So, I had a really lovely, uplifting piece scheduled to post today. I was really excited about sharing it because it is so fun and positive, a reflection of my buoyant mood of the last few days.
Unfortunately, I have had to put that post on hold. You will see it someday. But I feel as though I would have been insincere if I were to post that today, when my joyfulness has absolutely crumbled.
Here I am, at 2.20am, wide awake and in shock. After having just finished writing the afore-mentioned post and starting to ready myself for bed, less than an hour ago (yes, I am yet to master that Morning Person thing), I glanced at my phone and noticed I had been tagged on Facebook. With a sigh, I dutifully logged on to untag myself from what was destined to be a terrible photograph.
Rather than an unflattering angle, however, I was hit with something much, much worse... the chilling news that one of my best friends was the victim of a horrific car accident last night, along with her boyfriend. It's okay, they are in a stable condition - or, at least, that is what I have discerned from the local news bulletin and a Facebook status update from her sister, which is the only information I can find in these early hours of the morning. As I type, I am wringing my hands in helplessness, wishing that there was something I could do for them and their families.

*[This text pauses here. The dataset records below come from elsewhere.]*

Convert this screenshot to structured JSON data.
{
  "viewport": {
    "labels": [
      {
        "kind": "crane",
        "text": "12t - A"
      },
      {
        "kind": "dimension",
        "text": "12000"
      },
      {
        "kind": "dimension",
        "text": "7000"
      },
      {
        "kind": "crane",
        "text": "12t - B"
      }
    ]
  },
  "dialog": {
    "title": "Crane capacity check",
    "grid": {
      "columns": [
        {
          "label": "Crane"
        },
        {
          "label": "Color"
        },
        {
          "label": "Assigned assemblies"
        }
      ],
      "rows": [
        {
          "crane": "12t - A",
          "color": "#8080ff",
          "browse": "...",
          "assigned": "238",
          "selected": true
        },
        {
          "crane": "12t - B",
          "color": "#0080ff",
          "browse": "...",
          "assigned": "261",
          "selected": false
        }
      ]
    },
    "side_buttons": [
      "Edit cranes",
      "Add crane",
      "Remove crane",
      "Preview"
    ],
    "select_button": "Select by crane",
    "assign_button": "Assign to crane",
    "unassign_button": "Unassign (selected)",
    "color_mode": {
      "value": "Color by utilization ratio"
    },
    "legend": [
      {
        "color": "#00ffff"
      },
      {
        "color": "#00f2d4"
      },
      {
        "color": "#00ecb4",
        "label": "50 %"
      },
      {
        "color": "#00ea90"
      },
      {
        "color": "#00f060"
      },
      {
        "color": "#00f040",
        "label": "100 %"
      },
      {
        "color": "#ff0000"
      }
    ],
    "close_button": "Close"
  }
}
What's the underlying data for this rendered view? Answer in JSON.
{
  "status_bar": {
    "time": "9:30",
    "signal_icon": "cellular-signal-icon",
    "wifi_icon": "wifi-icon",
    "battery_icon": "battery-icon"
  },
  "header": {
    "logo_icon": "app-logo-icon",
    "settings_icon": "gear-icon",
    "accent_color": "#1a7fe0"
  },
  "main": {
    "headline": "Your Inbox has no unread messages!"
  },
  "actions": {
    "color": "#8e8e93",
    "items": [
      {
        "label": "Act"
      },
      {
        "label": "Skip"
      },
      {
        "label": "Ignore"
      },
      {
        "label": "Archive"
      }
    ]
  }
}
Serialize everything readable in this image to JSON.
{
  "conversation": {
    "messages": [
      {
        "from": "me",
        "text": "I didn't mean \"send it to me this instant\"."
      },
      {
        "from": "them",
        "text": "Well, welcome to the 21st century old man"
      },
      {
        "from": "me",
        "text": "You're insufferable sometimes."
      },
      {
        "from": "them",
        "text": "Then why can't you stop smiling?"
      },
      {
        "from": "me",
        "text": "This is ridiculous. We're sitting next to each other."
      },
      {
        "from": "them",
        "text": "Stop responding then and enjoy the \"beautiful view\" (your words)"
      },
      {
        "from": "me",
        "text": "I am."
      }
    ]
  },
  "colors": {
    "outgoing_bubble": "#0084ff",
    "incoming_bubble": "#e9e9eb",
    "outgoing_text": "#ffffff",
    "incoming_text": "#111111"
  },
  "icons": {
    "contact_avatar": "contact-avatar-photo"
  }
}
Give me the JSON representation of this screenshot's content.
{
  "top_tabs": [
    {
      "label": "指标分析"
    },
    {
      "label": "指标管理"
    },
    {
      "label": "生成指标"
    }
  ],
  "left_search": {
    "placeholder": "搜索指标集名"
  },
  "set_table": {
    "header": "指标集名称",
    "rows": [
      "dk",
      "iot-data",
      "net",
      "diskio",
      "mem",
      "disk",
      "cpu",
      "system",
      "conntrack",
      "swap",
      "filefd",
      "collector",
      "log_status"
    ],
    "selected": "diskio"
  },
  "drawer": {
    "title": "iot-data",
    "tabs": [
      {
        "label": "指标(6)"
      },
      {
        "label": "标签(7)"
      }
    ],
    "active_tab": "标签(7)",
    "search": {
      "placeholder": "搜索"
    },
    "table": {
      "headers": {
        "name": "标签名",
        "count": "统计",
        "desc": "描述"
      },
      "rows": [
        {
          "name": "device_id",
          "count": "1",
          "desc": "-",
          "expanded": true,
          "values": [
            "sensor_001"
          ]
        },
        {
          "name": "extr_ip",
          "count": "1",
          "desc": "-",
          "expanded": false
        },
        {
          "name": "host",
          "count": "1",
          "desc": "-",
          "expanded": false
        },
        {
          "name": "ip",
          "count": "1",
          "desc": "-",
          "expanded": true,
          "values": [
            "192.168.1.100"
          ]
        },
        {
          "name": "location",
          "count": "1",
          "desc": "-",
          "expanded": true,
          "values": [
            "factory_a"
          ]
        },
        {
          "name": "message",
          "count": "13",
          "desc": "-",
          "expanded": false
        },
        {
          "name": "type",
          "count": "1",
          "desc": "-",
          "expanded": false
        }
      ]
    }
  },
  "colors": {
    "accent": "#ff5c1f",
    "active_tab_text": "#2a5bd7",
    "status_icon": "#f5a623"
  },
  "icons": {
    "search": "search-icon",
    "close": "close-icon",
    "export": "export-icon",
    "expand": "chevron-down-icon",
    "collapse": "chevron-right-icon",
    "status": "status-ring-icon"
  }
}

I won't share the circumstances of the crash here. You don't want to know. Suffice to say that I cannot help but relive what terror she must have felt at the time of the crash, not to mention her anguish from being separated from her boyfriend after being transported to different hospitals. The thought that she, one of the loveliest people I know, has been subject to such pain, through no fault of her own, just shows how random and unfair life really can be.
Perhaps, if the universe was aligned just one inch to the left, the tragedy that occurred could have been dreadfully worse. Thankfully, my beautiful friend and her partner both seem to be okay. But what if they weren't? Incidents like these just bring home to us that life is precious... which is not just a saying we use to reassure ourselves every now and then... it's painfully true, and it should be remembered and embodied, every single day. Our lives are not something to be taken for granted, or wasted away. We have no way of knowing what is waiting for us around the corner. Often, we can be surprised by something wonderful. Sometimes, those surprises are awful. There is no way of controlling which it will be.
All we can do is clasp each and every day in both hands, cherishing it as a wonderful gift, an opportunity to be joyful and loyal and loving and true, and not allowing ourselves to harbour any regret when we close our eyes each night. And then wake up each and every morning with a full heart, grateful that we have yet another day to live and love and learn and make mistakes and be a witness all to the beauty that exists in this world. And each of those days, strung together in a continuous, but not infinite, procession, unite to compose this bizarre, heart-breaking, amazing ride we are blessed to call life.